North presents ‘A Toby Show’
In the early 1900’s, a unique form of all-American theatre was born, A Toby Show. On October 14, Grosse Pointe North’s drama club will debut “a whiz dinger of a rip snortin’ Toby Show” written by Aurand Harris.
In their heyday, Toby shows were so popular that hundreds of companies traveled to small town U.S.A. presenting their productions in tents, vaudeville theaters and showboats. Each Toby show featured a three-act play based on a well-known story but with a twist. They each starred a country fellow called Toby who outwitted the city slickers through his naiveté, honesty, and homespun humor. Toby shows also featured vaudeville-style music and specialty numbers who took the stage before and between acts.
The North drama club version tells the story of a Cinderella-like character named Cindy (played by senior Anaya Winesberry) with Toby (played by junior Jake Sachs) as a comic variation of the fairy godmother.
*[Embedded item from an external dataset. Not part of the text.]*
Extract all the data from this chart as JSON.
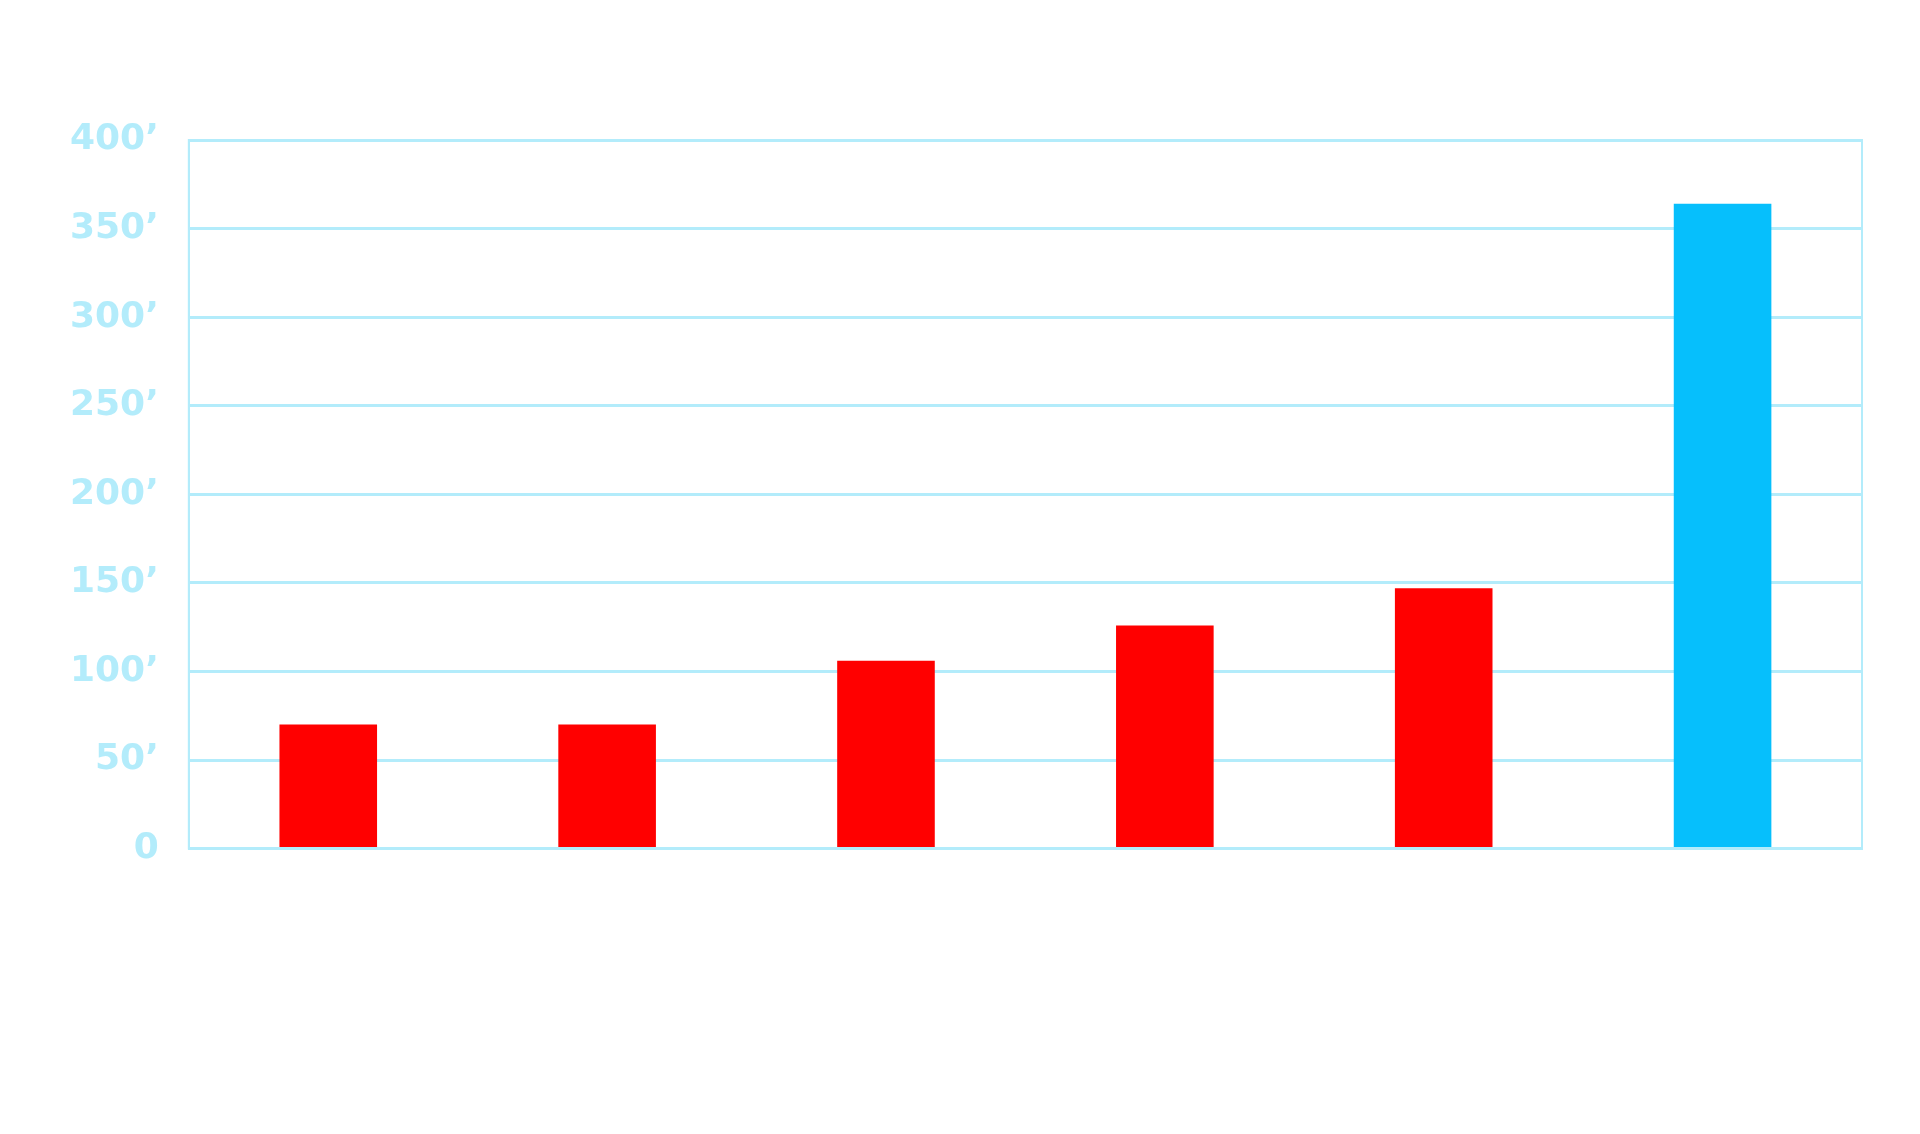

It has many of the familiar elements to the Cinderella story including the lost slipper, evil stepmother, and handsome Prince, but each offers its unique “Toby twist.” The production also features specialty acts including comic poetry, a songstress trio, tap dancers, instrumentalists, and more.
Michael A. Gravame, North’s newly hired theater director, is no stranger to the Toby show concept, having performed in three productions. One of the things that makes this version special is the location. By using the turn of the century theatre at Grosse Pointe South High School, which was built in 1928, it helps recreate the feeling of by-gone Americana vaudeville shows.
“It’s vaudeville-style theater complete with footlights, pre-show entertainment, sing-a-longs, old-fashioned concession foods such as pink lemonade and popcorn,” Gravame said. “We’re trying to make it as authentic to the mid 1900’s as possible. Family entertainment at its best.”
A Toby Show will run:
Thursday, Oct. 14, at 7 p.m.
Friday, Oct. 15, at 7 p.m.
Saturday, Oct. 16, at 2 and 7 p.m.
Tickets are $15 for adults, $10 for senior citizens, and $7 for students’children. Tickets are cash only and can be purchased at the door starting 90 minutes before show time. All seats are general admission.
The performance will be held at Grosse Pointe South’s auditorium, 11 Grosse Pointe Blvd. The show is suitable for children of all ages.